Thursday 4 August 2016

A Letter From One Woman to Another

Today on the train I saw a lady closely reading an article entitled 'How to lose belly fat'. So I decided to write her an unsent letter:


To the woman on the train,

I see you reading. Scouring the words to find the secret so many women crave. Your eyes move across the lines of letters and you relate them to parts of you. 

You think about your daily routine: the cup of coffee you have in the morning, the minutes you spend gazing out at the nature in your garden. The time you spend organising your bag before you leave. You wonder if you can cut those things out to run up and down the stairs a few times.

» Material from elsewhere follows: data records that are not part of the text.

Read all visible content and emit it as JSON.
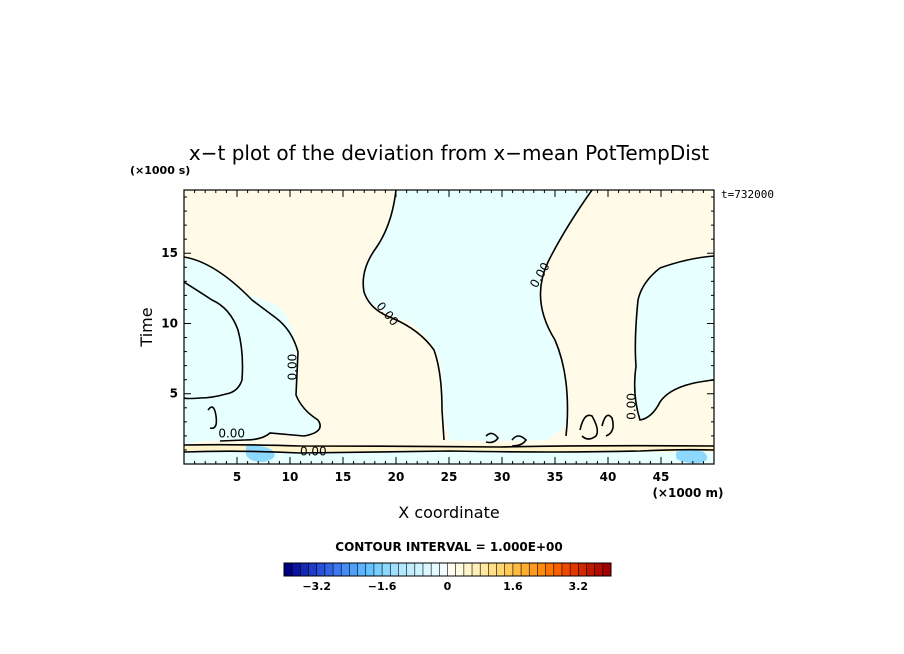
{
  "chart_data": {
    "type": "heatmap",
    "title": "x−t plot of the deviation from x−mean PotTempDist",
    "time_stamp": "t=732000",
    "xlabel": "X coordinate",
    "x_unit": "(×1000 m)",
    "ylabel": "Time",
    "y_unit": "(×1000 s)",
    "xlim": [
      0,
      50
    ],
    "ylim": [
      0,
      19.5
    ],
    "x_ticks": [
      5,
      10,
      15,
      20,
      25,
      30,
      35,
      40,
      45
    ],
    "y_ticks": [
      5,
      10,
      15
    ],
    "contour_interval_text": "CONTOUR INTERVAL = 1.000E+00",
    "contour_labels": [
      {
        "text": "0.00",
        "x": 4.5,
        "y": 1.9
      },
      {
        "text": "0.00",
        "x": 10.6,
        "y": 6.9
      },
      {
        "text": "0.00",
        "x": 18.9,
        "y": 10.5
      },
      {
        "text": "0.00",
        "x": 33.9,
        "y": 13.3
      },
      {
        "text": "0.00",
        "x": 42.6,
        "y": 4.1
      },
      {
        "text": "0.00",
        "x": 12.2,
        "y": 0.6
      }
    ],
    "colorbar": {
      "min": -4.0,
      "max": 4.0,
      "step": 0.2,
      "tick_values": [
        -3.2,
        -1.6,
        0,
        1.6,
        3.2
      ],
      "tick_labels": [
        "−3.2",
        "−1.6",
        "0",
        "1.6",
        "3.2"
      ],
      "colors": [
        "#000080",
        "#0a14a0",
        "#1428b4",
        "#1e3cc8",
        "#2850d8",
        "#3264e6",
        "#3c78f0",
        "#468cf5",
        "#50a0fa",
        "#5ab4ff",
        "#64c3ff",
        "#78ceff",
        "#8cd8ff",
        "#a0e0ff",
        "#b4e8ff",
        "#c0eeff",
        "#cdf3ff",
        "#d9f8ff",
        "#e4fbff",
        "#f0fdff",
        "#fffef0",
        "#fffbe0",
        "#fff6cc",
        "#fff0b8",
        "#ffe9a0",
        "#ffe088",
        "#ffd670",
        "#ffca58",
        "#ffbc40",
        "#ffad30",
        "#ff9c20",
        "#ff8a10",
        "#ff7500",
        "#f86000",
        "#f04a00",
        "#e03800",
        "#d02800",
        "#c01800",
        "#b00c00",
        "#a00000"
      ]
    },
    "field_colors": {
      "positive": "#fffbe8",
      "negative": "#e8ffff",
      "strong_negative": "#8cd8ff",
      "positive_band": "#fff4cc"
    }
  }
}
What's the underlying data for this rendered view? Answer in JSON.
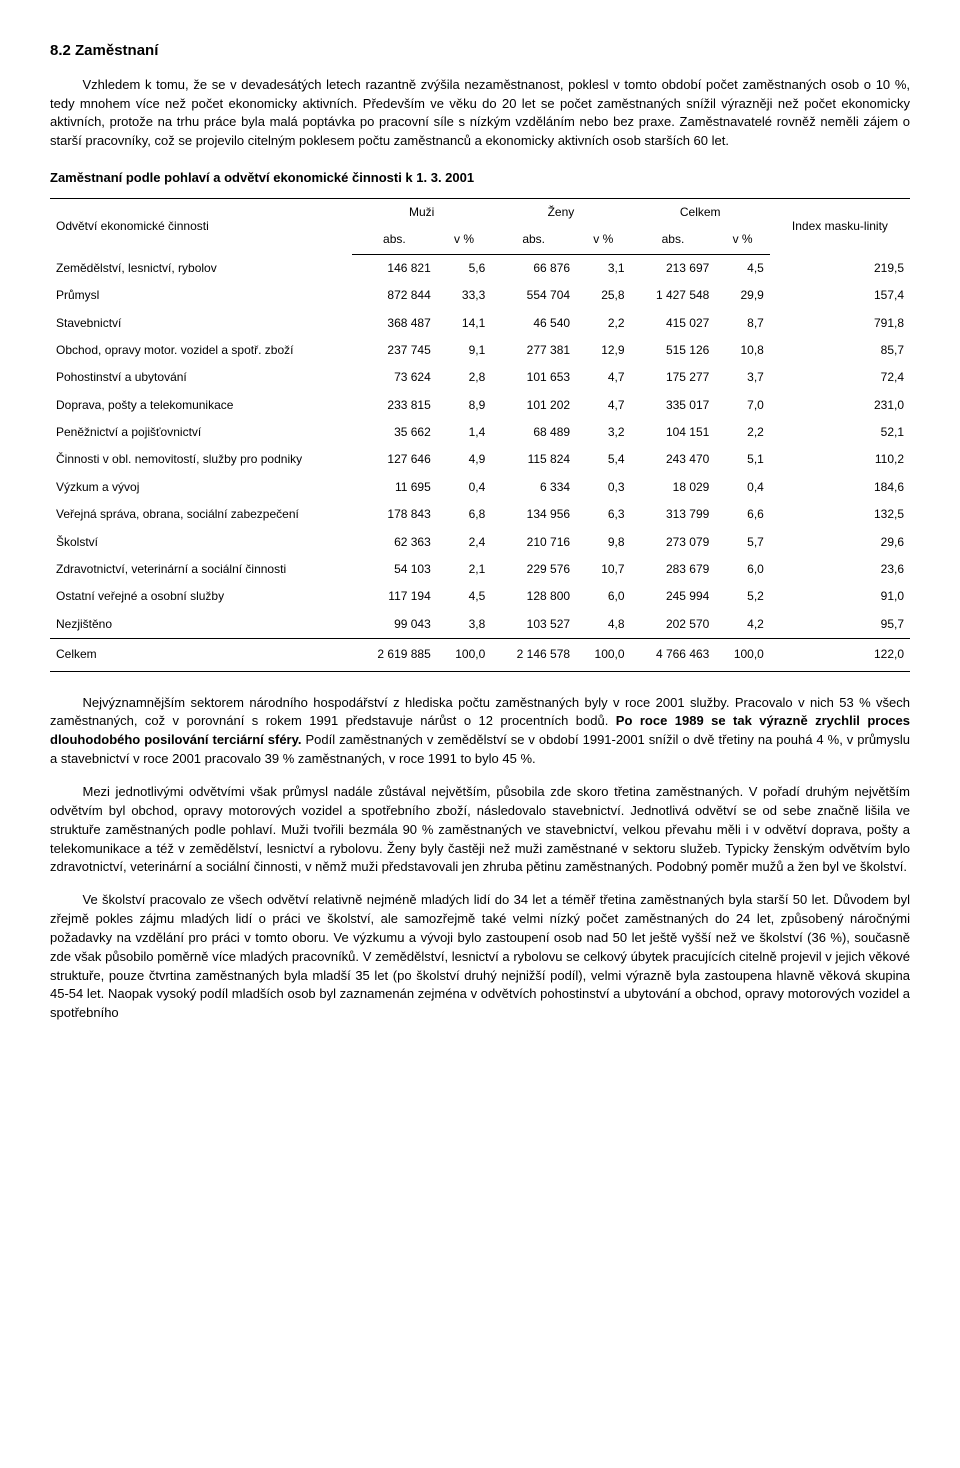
{
  "heading": "8.2 Zaměstnaní",
  "para1_plain": "Vzhledem k tomu, že se v devadesátých letech razantně zvýšila nezaměstnanost, poklesl v tomto období počet zaměstnaných osob o 10 %, tedy mnohem více než počet ekonomicky aktivních. Především ve věku do 20 let se počet zaměstnaných snížil výrazněji než počet ekonomicky aktivních, protože na trhu práce byla malá poptávka po pracovní síle s nízkým vzděláním nebo bez praxe. Zaměstnavatelé rovněž neměli zájem o starší pracovníky, což se projevilo citelným poklesem počtu zaměstnanců a ekonomicky aktivních osob starších 60 let.",
  "table_title": "Zaměstnaní podle pohlaví a odvětví ekonomické činnosti k 1. 3. 2001",
  "table": {
    "col_label": "Odvětví ekonomické činnosti",
    "group_headers": [
      "Muži",
      "Ženy",
      "Celkem"
    ],
    "sub_headers": [
      "abs.",
      "v %",
      "abs.",
      "v %",
      "abs.",
      "v %"
    ],
    "index_header": "Index masku-linity",
    "rows": [
      {
        "label": "Zemědělství, lesnictví, rybolov",
        "cells": [
          "146 821",
          "5,6",
          "66 876",
          "3,1",
          "213 697",
          "4,5",
          "219,5"
        ]
      },
      {
        "label": "Průmysl",
        "cells": [
          "872 844",
          "33,3",
          "554 704",
          "25,8",
          "1 427 548",
          "29,9",
          "157,4"
        ]
      },
      {
        "label": "Stavebnictví",
        "cells": [
          "368 487",
          "14,1",
          "46 540",
          "2,2",
          "415 027",
          "8,7",
          "791,8"
        ]
      },
      {
        "label": "Obchod, opravy motor. vozidel a spotř. zboží",
        "cells": [
          "237 745",
          "9,1",
          "277 381",
          "12,9",
          "515 126",
          "10,8",
          "85,7"
        ]
      },
      {
        "label": "Pohostinství a ubytování",
        "cells": [
          "73 624",
          "2,8",
          "101 653",
          "4,7",
          "175 277",
          "3,7",
          "72,4"
        ]
      },
      {
        "label": "Doprava, pošty a telekomunikace",
        "cells": [
          "233 815",
          "8,9",
          "101 202",
          "4,7",
          "335 017",
          "7,0",
          "231,0"
        ]
      },
      {
        "label": "Peněžnictví a pojišťovnictví",
        "cells": [
          "35 662",
          "1,4",
          "68 489",
          "3,2",
          "104 151",
          "2,2",
          "52,1"
        ]
      },
      {
        "label": "Činnosti v obl. nemovitostí, služby pro podniky",
        "cells": [
          "127 646",
          "4,9",
          "115 824",
          "5,4",
          "243 470",
          "5,1",
          "110,2"
        ]
      },
      {
        "label": "Výzkum a vývoj",
        "cells": [
          "11 695",
          "0,4",
          "6 334",
          "0,3",
          "18 029",
          "0,4",
          "184,6"
        ]
      },
      {
        "label": "Veřejná správa, obrana, sociální zabezpečení",
        "cells": [
          "178 843",
          "6,8",
          "134 956",
          "6,3",
          "313 799",
          "6,6",
          "132,5"
        ]
      },
      {
        "label": "Školství",
        "cells": [
          "62 363",
          "2,4",
          "210 716",
          "9,8",
          "273 079",
          "5,7",
          "29,6"
        ]
      },
      {
        "label": "Zdravotnictví, veterinární a sociální činnosti",
        "cells": [
          "54 103",
          "2,1",
          "229 576",
          "10,7",
          "283 679",
          "6,0",
          "23,6"
        ]
      },
      {
        "label": "Ostatní veřejné a osobní služby",
        "cells": [
          "117 194",
          "4,5",
          "128 800",
          "6,0",
          "245 994",
          "5,2",
          "91,0"
        ]
      },
      {
        "label": "Nezjištěno",
        "cells": [
          "99 043",
          "3,8",
          "103 527",
          "4,8",
          "202 570",
          "4,2",
          "95,7"
        ]
      }
    ],
    "total": {
      "label": "Celkem",
      "cells": [
        "2 619 885",
        "100,0",
        "2 146 578",
        "100,0",
        "4 766 463",
        "100,0",
        "122,0"
      ]
    }
  },
  "para2_pre": "Nejvýznamnějším sektorem národního hospodářství z hlediska počtu zaměstnaných byly v roce 2001 služby. Pracovalo v nich 53 % všech zaměstnaných, což v porovnání s rokem 1991 představuje nárůst o 12 procentních bodů. ",
  "para2_bold": "Po roce 1989 se tak výrazně zrychlil proces dlouhodobého posilování terciární sféry.",
  "para2_post": " Podíl zaměstnaných v zemědělství se v období 1991-2001 snížil o dvě třetiny na pouhá 4 %, v průmyslu a stavebnictví v roce 2001 pracovalo 39 % zaměstnaných, v roce 1991 to bylo 45 %.",
  "para3": "Mezi jednotlivými odvětvími však průmysl nadále zůstával největším, působila zde skoro třetina zaměstnaných. V pořadí druhým největším odvětvím byl obchod, opravy motorových vozidel a spotřebního zboží, následovalo stavebnictví. Jednotlivá odvětví se od sebe značně lišila ve struktuře zaměstnaných podle pohlaví. Muži tvořili bezmála 90 % zaměstnaných ve stavebnictví, velkou převahu měli i v odvětví doprava, pošty a telekomunikace a též v zemědělství, lesnictví a rybolovu. Ženy byly častěji než muži zaměstnané v sektoru služeb. Typicky ženským odvětvím bylo zdravotnictví, veterinární a sociální činnosti, v němž muži představovali jen zhruba pětinu zaměstnaných. Podobný poměr mužů a žen byl ve školství.",
  "para4": "Ve školství pracovalo ze všech odvětví relativně nejméně mladých lidí do 34 let a téměř třetina zaměstnaných byla starší 50 let. Důvodem byl zřejmě pokles zájmu mladých lidí o práci ve školství, ale samozřejmě také velmi nízký počet zaměstnaných do 24 let, způsobený náročnými požadavky na vzdělání pro práci v tomto oboru. Ve výzkumu a vývoji bylo zastoupení osob nad 50 let ještě vyšší než ve školství (36 %), současně zde však působilo poměrně více mladých pracovníků. V zemědělství, lesnictví a rybolovu se celkový úbytek pracujících citelně projevil v jejich věkové struktuře, pouze čtvrtina zaměstnaných byla mladší 35 let (po školství druhý nejnižší podíl), velmi výrazně byla zastoupena hlavně věková skupina 45-54 let. Naopak vysoký podíl mladších osob byl zaznamenán zejména v odvětvích pohostinství a ubytování a obchod, opravy motorových vozidel a spotřebního"
}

The article encourages you to make a decision to cut out the coffee-making. That hot chocolate before bed can be cut out too. Get up before 6am for best results. I see you open your phone and set an alarm in a moment of motivation, motivated by hatred for the fat on your body.

But the problem is, the words on the page are very limited. They only go as far as 800 or so words, when 1000 more could explain to you so much more. The morning gazing is part of wonder - part of enjoying your surroundings and giving you happiness. 

The sorting of your bag in the morning helps you to have everything you need for the day. The hot chocolate in the evening warms you up, comforts you and soothes your body into a long sleep. That 6am wake up call will cut your sleep short to 7 hours. Your long sleeps help you to be well-rested throughout the day. It will mean an hour less to cuddle your boyfriend.

Before you start making these decisions, think about what you are sacrificing. The feelings and life energy you get from your daily routine are more important than any results you could get from losing inches of belly fat. You are considering taking away from your personality to lose your body weight.

If you treat yourself well and give yourself what you need, and don't sacrifice this for a self-conscious need, you will be happier than the happiness weight loss could give you. If you were at risk of health problems at your weight, perhaps to treat yourself better would mean to change your lifestyle. 

But this also would be in the name of self-love, and looking at you it does not apply even slightly. Especially because you are looking for this advice in a flimsy magazine rather than from a health professional. 

I hope that one day you can realise this; that one day you will simply flick past weight loss articles in magazines. Maybe one day you will see someone else reading an article. Perhaps it will be a woman on a train. 

And perhaps you will realise how far you have come as you find your mind filling up with sadness. Sadness that someone would even consider depriving themselves of their self-loving routine when that is what is so beautiful about them. And that is what gives them their glow - it is nothing to do with their weight. 

All the best
A woman who once read these articles on trains.